Simplify 3D has a very useful feature called "Place surface on bed". Press Ctrl+L, then click the surface you want flat on the bed...that's it. A very fast way to align even 90 degree rotates, but even more invaluable when aligning to an angle which is not known. Lay flat does a similar job, but there are more steps and I find that I can't always predict which surface it will choose to align with the bed.
I would love this feature in Cura.
I don't think we will implement this. There's already a plugin for this in the plugin browser and clicking the object, hitting a key, and selecting a surface isn't faster or easier than just clicking the object with the rotate tool and rotating 90潞 or 180潞 or whatever.
That's great! What's the plugin called? Is it one of these, or do I need to go elsewhere to download it?
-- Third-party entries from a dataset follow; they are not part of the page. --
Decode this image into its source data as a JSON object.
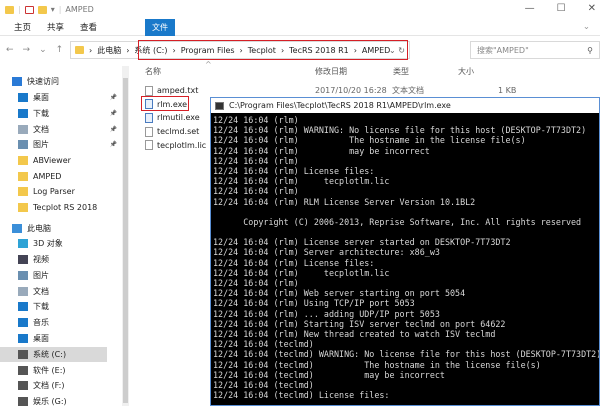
{
  "window": {
    "title": "AMPED"
  },
  "ribbon": {
    "tabs": [
      "文件",
      "主页",
      "共享",
      "查看"
    ]
  },
  "address": {
    "crumbs": [
      "此电脑",
      "系统 (C:)",
      "Program Files",
      "Tecplot",
      "TecRS 2018 R1",
      "AMPED"
    ],
    "search_placeholder": "搜索\"AMPED\""
  },
  "columns": {
    "name": "名称",
    "date": "修改日期",
    "type": "类型",
    "size": "大小"
  },
  "files": [
    {
      "name": "amped.txt",
      "date": "2017/10/20 16:28",
      "type": "文本文档",
      "size": "1 KB",
      "kind": "txt"
    },
    {
      "name": "rlm.exe",
      "kind": "exe"
    },
    {
      "name": "rlmutil.exe",
      "kind": "exe"
    },
    {
      "name": "teclmd.set",
      "kind": "txt"
    },
    {
      "name": "tecplotlm.lic",
      "kind": "txt"
    }
  ],
  "sidebar": {
    "items": [
      {
        "label": "快速访问",
        "color": "#2a7ad6",
        "indent": 0
      },
      {
        "label": "桌面",
        "color": "#1979ca",
        "pin": true
      },
      {
        "label": "下载",
        "color": "#1979ca",
        "pin": true
      },
      {
        "label": "文档",
        "color": "#9ab",
        "pin": true
      },
      {
        "label": "图片",
        "color": "#6a8fb0",
        "pin": true
      },
      {
        "label": "ABViewer",
        "color": "#f3c84c"
      },
      {
        "label": "AMPED",
        "color": "#f3c84c"
      },
      {
        "label": "Log Parser",
        "color": "#f3c84c"
      },
      {
        "label": "Tecplot RS 2018",
        "color": "#f3c84c"
      },
      {
        "label": "此电脑",
        "color": "#3b8fd9",
        "indent": 0
      },
      {
        "label": "3D 对象",
        "color": "#2ea3d6"
      },
      {
        "label": "视频",
        "color": "#445"
      },
      {
        "label": "图片",
        "color": "#6a8fb0"
      },
      {
        "label": "文档",
        "color": "#9ab"
      },
      {
        "label": "下载",
        "color": "#1979ca"
      },
      {
        "label": "音乐",
        "color": "#1979ca"
      },
      {
        "label": "桌面",
        "color": "#1979ca"
      },
      {
        "label": "系统 (C:)",
        "color": "#555",
        "selected": true
      },
      {
        "label": "软件 (E:)",
        "color": "#555"
      },
      {
        "label": "文档 (F:)",
        "color": "#555"
      },
      {
        "label": "娱乐 (G:)",
        "color": "#555"
      }
    ]
  },
  "console": {
    "title": "C:\\Program Files\\Tecplot\\TecRS 2018 R1\\AMPED\\rlm.exe",
    "lines": [
      "12/24 16:04 (rlm)",
      "12/24 16:04 (rlm) WARNING: No license file for this host (DESKTOP-7T73DT2)",
      "12/24 16:04 (rlm)          The hostname in the license file(s)",
      "12/24 16:04 (rlm)          may be incorrect",
      "12/24 16:04 (rlm)",
      "12/24 16:04 (rlm) License files:",
      "12/24 16:04 (rlm)     tecplotlm.lic",
      "12/24 16:04 (rlm)",
      "12/24 16:04 (rlm) RLM License Server Version 10.1BL2",
      "",
      "      Copyright (C) 2006-2013, Reprise Software, Inc. All rights reserved",
      "",
      "12/24 16:04 (rlm) License server started on DESKTOP-7T73DT2",
      "12/24 16:04 (rlm) Server architecture: x86_w3",
      "12/24 16:04 (rlm) License files:",
      "12/24 16:04 (rlm)     tecplotlm.lic",
      "12/24 16:04 (rlm)",
      "12/24 16:04 (rlm) Web server starting on port 5054",
      "12/24 16:04 (rlm) Using TCP/IP port 5053",
      "12/24 16:04 (rlm) ... adding UDP/IP port 5053",
      "12/24 16:04 (rlm) Starting ISV server teclmd on port 64622",
      "12/24 16:04 (rlm) New thread created to watch ISV teclmd",
      "12/24 16:04 (teclmd)",
      "12/24 16:04 (teclmd) WARNING: No license file for this host (DESKTOP-7T73DT2)",
      "12/24 16:04 (teclmd)          The hostname in the license file(s)",
      "12/24 16:04 (teclmd)          may be incorrect",
      "12/24 16:04 (teclmd)",
      "12/24 16:04 (teclmd) License files:"
    ]
  }
}
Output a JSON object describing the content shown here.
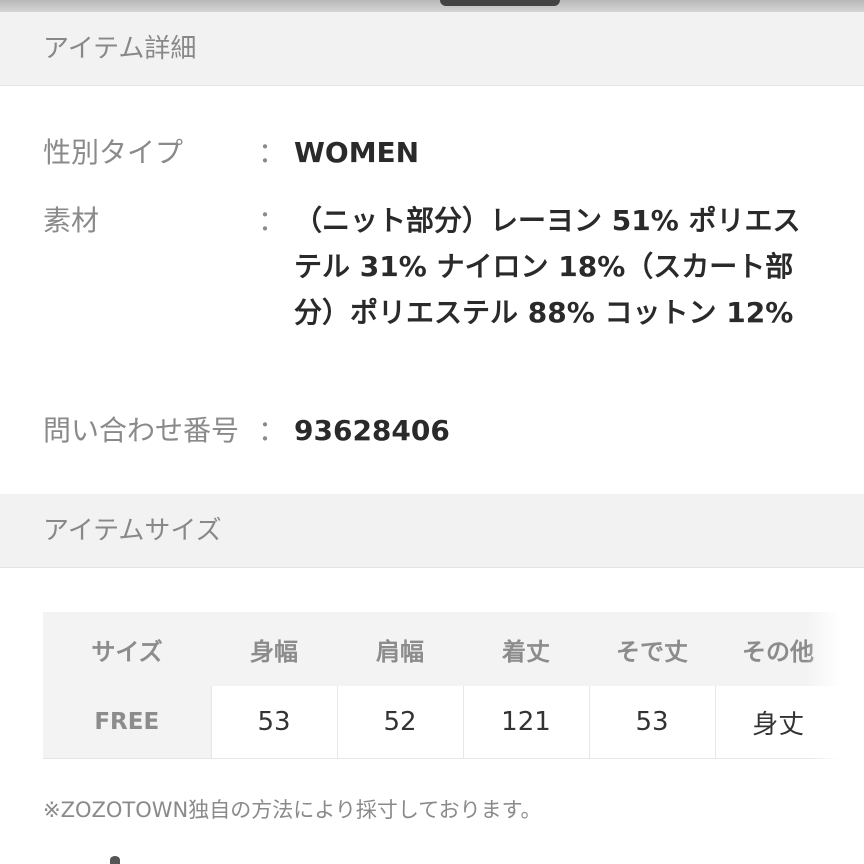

None of the ones in this list sound like they will do what I described but I will be very happy if one of them has this feature.
@ChrisTerBeke as mentioned in #3637 the auto-rotate plug-in does not seem to have anything like a "Place surface on bed" feature. Am I missing something here?
What I am talking about is this:
https://www.youtube.com/watch?v=XJi4_ScDLtE
No, indeed there is no such feature. I liked the user experience of S3D there to flatten a model. It's much easier to use than Cura's automatic functionality that guesses wrong half the time.
I think that it'll become considerably easier to implement this soon, because we have one feature planned now that requires to know the normal vector of the surface you're clicking on (sorry, details are vague still so we don't want to make promises of anything yet). Once that's in place, rotating the model such that the normal vector you're clicking on is pointing down becomes trivial.
Let's wait until then.
one feature planned now that requires to know the normal vector of the surface you're clicking on
oooh!
The technique I use to get the picked depth for the Support Blocker tool is not going to be work, because Qt can only get a 8 bit per channel RGB image from a render buffer. For a face normal you need a 16 bit float per channel/axis. I have been trying to find a way to pick a face index so you can get the actual normal of the picked face without the rendering artifacts/precision limitations of rendering a normalmap.
Another way would be to do more classic face picking. TriMesh could help with that. See #2875
Yeah I did a lot of that sort of thing in the 3D drawing program I made for my graduation assignment. This was for drawing splines on 3D scans of hands so they were quite high poly and still performant in JS so I'm confident we can do it cleanly in Python as well.
Thanks for the update. That would be awesome. I am also very intrigued at the other feature which I think was hinted at before (support related) I can make some guesses but I am looking forward to seeing what it is :)
I've had several problems getting objects on the bed in Cura. Some use the bonds of the file and ignore the actual faces.
Rotating works poorly, and the "lay flat" often leaves the part with support under all but a single point, clearly not "flat".
Putting a face on the bed would fix most of my troubles in this area.
The auto-align tries to compute the orrientation that has the lowest amount of overhangs. It's far better than the lay flat algorithm, but it doesn't take flatness of surfaces into account.
The purpose for me in "laying flat" is to increase the contact area of the part and the bed to minimize print failures and part swaying.
Three feet of a printed stool on the bed works better than one foot on the bed and two sitting on support towers, often.
Also you end up with parts with a half-layer filled on the top or bottom because the object itself is square but not sitting level on the bed.
Auto support aware orientation is awesome, but unrelated to the request for putting a surface on the bed I feel.
No, indeed there is no such feature. I liked the user experience of S3D there to flatten a model. It's much easier to use than Cura's automatic functionality that guesses wrong half the time.
I think that it'll become considerably easier to implement this soon, because we have one feature planned now that requires to know the normal vector of the surface you're clicking on (sorry, details are vague still so we don't want to make promises of anything yet). Once that's in place, rotating the model such that the normal vector you're clicking on is pointing down becomes trivial.
Let's wait until then.
I don't really know how Cura was written, but when I check a stl file, it has the coordinates of each triangle vertices and the coordinates of the vector normal to that face (the triangle).
I even checked this normal vector using Octave and some algebra
If the problem was to get this normal vector, then you just need to find a way of Cura seeing it that way.
@iasj, have you seen Cura 4.3 beta? It has the requested functionality.
@fieldOfView, not really. I'm kinda afraid of updating my system now. I need to meet a deadline next week, so I'm not taking any chances.
Yeah, laying a triangle flat on the bed is reasonably simple. The problem was with determining which triangle was clicked on, when clicking on a certain pixel, viewing from a certain angle with occlusion etc. Luckily that should all be solved now so I'm closing this ticket. It's implemented for 4.3.